JUST FUCKING WRITE IT



It will never come out perfect first time, so just get the ideas out and edit, edit, edit, edit. And it is this self-editing that I think is a key to the process of becoming a better writer.

However, one must first get the thoughts out, so here in its unabridged glory, is the abstract I wrote yesterday when I was braindead after a 2 hour meeting planning a clinical trial grant resubmission I'll be working on. Time to edit methinks...

"Most experimental science generates vast amounts of data, and analysis needs are often unmet. Behavioral neuroscience is no exception to this, and we find ourselves at the brink of a precipice, to fall into which will be to admit the loss of serendipitous discovery because we are overwhelmed by the mountain of data on the other side of this awful mixed metaphor. blah blah science and shit This is clearly totally awesome and will help overworked scientists to find some really cool and likely groundbreaking new shit. Fuck yeah."

7 comments:

Cath@VWXYNot? said...

Love it! I've written a few things that look like that myself over the years. It's still easier to edit even this kind of first draft than to write from scratch, sometimes!

BTW this is the link you were looking for. Possible explanation for lastminutitis also included :)

Anonymous said...

Surely nobody who writes this well also writes that badly?

-antipodean

tideliar said...

@Cath: That's the chap! Cheers. There is much wisdom in that thar link...

@Antipodean: Tis a gift, to be sure...

Dr.Girlfriend said...

For me writing is a lot like carving a statue.

First I generate pages and pages of information. Then begins the process of removing all the crap, and shaping what is left. Editing is like polishing it at the end.

P.s I am about to leave the bench and try to break into a career in science journalism/communication.

Dr Becca, PhD said...

I would fund that grant, exactly as it is!!!

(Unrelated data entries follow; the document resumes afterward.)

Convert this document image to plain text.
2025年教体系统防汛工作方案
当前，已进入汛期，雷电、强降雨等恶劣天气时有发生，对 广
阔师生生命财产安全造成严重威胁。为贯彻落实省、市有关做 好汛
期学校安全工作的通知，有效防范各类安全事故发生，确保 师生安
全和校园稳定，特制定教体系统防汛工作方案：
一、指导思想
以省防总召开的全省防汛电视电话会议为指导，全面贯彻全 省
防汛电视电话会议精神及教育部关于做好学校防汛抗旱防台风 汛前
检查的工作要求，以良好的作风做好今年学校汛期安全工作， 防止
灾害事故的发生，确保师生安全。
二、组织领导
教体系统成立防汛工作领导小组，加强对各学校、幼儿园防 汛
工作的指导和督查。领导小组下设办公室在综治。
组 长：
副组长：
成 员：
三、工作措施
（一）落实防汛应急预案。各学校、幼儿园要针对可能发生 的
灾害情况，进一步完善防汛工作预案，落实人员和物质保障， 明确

I write painstakingly slowly, but need almost no editing when I'm finished. Kind of the opposite of Dr GF--I guess I'm the painter to her sculptor? Slow, carefully placed brushstrokes, an accent here, a shadow there. Etc.

tideliar said...

I Dr GF, and hey Dr. Becca! Thanks for stopping by,

Comparing all y'alls styles I think I'm more like Dr. GF. I used to write like Becca, and that's the way my PhD Mentor tired to train me. He wrote/writes *SO FUCKING SLOWLY*, but it is perfect and rarely needs any editing. I remember my first grant application in his lab, he sat me down in his office and we went through my writing line-by-line. It took WEEKS.

tideliar said...

Oh yeah, Dr. GF, good luck! I'll be following your adventures on your blog I hope! It's hard going getting the break, so be prepared for some knock-backs. A friend of mine just got her break, but it took a year and changing country to finally get a permanent job.